European consumers will save around 100 billion euros on their electricity bills thanks to new renewable energy installations in the period 2021-2023, without which wholesale prices would have been 8 % higher, an area in which Spain is an example.
According to the International Energy Agency (IEA), in the last 18 months, European countries have made more regulatory changes in favour of renewables than in the previous 10 years.
The accelerated deployment of renewables, with lower production costs, will allow 230 terawatt hours of fossil-fuel generated electricity to be dispensed with, resulting in savings.
The renewables boom
Between 2021 and 2022, the commissioning of 90 gigawatts of solar photovoltaic and wind power equipment will displace 10 % of electricity generation.
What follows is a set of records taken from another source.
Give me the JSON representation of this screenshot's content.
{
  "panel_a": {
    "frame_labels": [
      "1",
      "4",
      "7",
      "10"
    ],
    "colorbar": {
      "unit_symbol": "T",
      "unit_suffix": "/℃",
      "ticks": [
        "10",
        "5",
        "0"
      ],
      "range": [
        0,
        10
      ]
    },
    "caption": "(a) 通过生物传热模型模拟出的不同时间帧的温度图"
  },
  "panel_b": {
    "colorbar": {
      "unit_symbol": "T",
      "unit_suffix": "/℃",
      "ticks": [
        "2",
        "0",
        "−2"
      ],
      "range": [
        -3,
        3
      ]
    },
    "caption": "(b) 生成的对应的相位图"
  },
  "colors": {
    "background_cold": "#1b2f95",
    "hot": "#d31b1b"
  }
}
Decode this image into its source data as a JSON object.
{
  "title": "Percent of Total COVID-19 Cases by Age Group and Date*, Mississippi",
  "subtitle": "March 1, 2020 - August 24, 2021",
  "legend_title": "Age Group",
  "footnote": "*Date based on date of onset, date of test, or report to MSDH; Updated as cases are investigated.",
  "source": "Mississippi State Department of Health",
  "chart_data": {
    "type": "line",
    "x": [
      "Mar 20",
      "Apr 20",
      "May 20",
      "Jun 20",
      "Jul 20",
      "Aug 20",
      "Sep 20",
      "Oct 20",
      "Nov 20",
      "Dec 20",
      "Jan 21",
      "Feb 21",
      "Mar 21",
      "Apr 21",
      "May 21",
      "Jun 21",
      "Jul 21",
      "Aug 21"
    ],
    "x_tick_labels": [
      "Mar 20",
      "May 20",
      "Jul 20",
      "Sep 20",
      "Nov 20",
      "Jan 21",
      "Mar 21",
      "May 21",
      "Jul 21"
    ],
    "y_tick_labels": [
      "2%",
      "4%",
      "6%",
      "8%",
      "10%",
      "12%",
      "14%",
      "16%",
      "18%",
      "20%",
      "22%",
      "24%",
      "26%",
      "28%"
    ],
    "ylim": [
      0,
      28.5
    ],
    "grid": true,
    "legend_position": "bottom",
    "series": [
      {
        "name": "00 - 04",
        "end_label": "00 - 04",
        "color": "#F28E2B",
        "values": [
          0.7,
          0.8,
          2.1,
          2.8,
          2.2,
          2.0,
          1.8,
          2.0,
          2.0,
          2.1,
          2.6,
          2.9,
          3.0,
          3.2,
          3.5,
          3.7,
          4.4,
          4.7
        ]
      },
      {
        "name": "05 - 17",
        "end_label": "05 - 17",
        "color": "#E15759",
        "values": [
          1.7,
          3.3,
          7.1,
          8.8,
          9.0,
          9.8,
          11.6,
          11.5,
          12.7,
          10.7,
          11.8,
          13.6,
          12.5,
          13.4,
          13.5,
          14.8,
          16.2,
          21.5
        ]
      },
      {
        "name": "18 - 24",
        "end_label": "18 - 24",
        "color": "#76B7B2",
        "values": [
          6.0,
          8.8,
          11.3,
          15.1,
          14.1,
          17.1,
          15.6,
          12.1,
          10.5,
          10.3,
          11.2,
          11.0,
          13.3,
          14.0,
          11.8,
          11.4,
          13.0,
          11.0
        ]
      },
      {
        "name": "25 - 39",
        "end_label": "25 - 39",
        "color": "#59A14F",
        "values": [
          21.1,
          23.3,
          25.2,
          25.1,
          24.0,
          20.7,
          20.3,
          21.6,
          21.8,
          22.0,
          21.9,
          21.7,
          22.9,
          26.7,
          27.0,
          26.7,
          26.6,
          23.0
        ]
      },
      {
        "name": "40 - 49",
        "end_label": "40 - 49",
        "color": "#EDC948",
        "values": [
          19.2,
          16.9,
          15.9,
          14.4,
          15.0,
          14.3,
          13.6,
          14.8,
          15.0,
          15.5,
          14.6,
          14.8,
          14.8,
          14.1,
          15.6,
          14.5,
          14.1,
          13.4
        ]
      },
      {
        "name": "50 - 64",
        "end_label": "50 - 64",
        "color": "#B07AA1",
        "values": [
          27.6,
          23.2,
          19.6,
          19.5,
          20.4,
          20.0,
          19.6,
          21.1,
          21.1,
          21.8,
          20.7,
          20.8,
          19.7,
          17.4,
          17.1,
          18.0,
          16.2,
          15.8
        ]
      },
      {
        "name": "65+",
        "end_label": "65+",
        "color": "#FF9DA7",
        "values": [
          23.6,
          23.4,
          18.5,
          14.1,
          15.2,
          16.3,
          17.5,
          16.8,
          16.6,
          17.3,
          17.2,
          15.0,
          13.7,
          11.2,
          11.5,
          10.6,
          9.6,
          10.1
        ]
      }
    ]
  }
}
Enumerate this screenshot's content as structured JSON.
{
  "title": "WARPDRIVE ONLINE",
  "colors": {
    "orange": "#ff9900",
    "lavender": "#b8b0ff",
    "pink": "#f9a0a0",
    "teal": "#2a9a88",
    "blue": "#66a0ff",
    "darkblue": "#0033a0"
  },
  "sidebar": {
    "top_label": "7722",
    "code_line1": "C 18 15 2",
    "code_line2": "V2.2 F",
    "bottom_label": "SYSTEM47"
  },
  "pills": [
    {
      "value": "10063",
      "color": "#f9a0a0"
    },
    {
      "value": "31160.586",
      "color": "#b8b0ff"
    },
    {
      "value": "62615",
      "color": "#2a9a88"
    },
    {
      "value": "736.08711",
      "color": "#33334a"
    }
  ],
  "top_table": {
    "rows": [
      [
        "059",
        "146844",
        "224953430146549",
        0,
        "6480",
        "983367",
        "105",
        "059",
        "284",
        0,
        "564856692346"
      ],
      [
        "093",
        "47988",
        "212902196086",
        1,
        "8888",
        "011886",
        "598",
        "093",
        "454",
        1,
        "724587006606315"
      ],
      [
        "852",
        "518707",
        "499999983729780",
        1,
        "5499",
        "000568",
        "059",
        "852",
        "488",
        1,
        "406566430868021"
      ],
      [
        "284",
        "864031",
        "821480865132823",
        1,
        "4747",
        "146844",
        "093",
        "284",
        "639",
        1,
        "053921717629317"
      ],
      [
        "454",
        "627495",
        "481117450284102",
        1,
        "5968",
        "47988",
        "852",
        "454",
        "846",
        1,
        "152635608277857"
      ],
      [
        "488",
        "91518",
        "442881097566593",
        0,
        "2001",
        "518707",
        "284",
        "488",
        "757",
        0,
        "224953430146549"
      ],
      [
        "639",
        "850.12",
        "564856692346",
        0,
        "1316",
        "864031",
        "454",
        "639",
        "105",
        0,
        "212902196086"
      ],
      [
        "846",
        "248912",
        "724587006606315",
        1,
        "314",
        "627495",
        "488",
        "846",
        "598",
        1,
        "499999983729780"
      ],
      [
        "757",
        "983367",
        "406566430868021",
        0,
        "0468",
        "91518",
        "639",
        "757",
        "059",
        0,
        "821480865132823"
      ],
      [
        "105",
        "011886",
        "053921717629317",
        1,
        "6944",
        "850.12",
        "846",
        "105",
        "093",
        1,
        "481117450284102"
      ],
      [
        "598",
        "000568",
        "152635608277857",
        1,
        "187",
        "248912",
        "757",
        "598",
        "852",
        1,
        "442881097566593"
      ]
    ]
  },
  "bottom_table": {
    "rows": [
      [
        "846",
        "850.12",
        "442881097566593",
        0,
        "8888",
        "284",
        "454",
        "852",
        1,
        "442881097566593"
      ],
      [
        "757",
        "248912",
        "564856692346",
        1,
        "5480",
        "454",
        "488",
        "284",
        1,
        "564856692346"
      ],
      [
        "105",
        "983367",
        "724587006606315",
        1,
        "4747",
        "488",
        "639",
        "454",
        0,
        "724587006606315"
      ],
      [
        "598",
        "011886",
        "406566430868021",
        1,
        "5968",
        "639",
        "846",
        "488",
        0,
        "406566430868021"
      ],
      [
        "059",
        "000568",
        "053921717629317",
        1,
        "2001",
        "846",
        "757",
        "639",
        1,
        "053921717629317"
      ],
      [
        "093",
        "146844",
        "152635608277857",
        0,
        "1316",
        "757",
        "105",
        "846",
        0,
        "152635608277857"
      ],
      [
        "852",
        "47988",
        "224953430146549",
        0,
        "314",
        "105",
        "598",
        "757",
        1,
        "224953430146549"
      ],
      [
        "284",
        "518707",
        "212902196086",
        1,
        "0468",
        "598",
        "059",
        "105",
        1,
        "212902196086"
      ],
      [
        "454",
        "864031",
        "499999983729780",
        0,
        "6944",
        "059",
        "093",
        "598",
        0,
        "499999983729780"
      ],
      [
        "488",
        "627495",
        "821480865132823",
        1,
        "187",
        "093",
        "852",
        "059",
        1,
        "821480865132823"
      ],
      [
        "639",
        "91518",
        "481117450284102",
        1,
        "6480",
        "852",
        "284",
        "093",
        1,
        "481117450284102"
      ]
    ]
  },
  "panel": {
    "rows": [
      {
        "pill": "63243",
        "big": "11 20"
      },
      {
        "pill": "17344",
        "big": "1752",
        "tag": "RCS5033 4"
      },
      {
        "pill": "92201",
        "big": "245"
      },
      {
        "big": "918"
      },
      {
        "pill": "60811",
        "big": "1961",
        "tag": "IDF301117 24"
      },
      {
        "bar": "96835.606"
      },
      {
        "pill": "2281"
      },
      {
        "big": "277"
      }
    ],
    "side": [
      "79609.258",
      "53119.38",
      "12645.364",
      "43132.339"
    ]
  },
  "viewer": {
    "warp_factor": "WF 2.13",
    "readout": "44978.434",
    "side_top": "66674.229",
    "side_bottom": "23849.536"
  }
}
A further 60 gigawatts will be added by 2023, bringing the share of fossil fuels that are not needed to 20 %.
The agency cites two countries as examples, the first being Spain, where new renewable installations save 60 % of the 6.3 billion euro budget allocated to reduce wholesale electricity prices.
In Germany, these savings pay for the German government’s recent proposal to contain electricity prices until 2030.
It is estimated that the new capacity to be installed between 2023 and 2024 will be 38% higher than anticipated in December 2021, a few weeks before the Ukrainian war broke out.
Photovoltaics for the European Union
The bulk of this upward revision (74%) is due to solar PV and, by a large majority (82 %), from six key markets: Germany, Spain, the Netherlands, France, Italy and Sweden.
Taking into account that new renewable capacities in the period 2021-2023 for the EU as a whole represent an investment of around 200 billion euros, half of this money will already have paid for itself by the end of this year, in the form of reduced bills for consumers.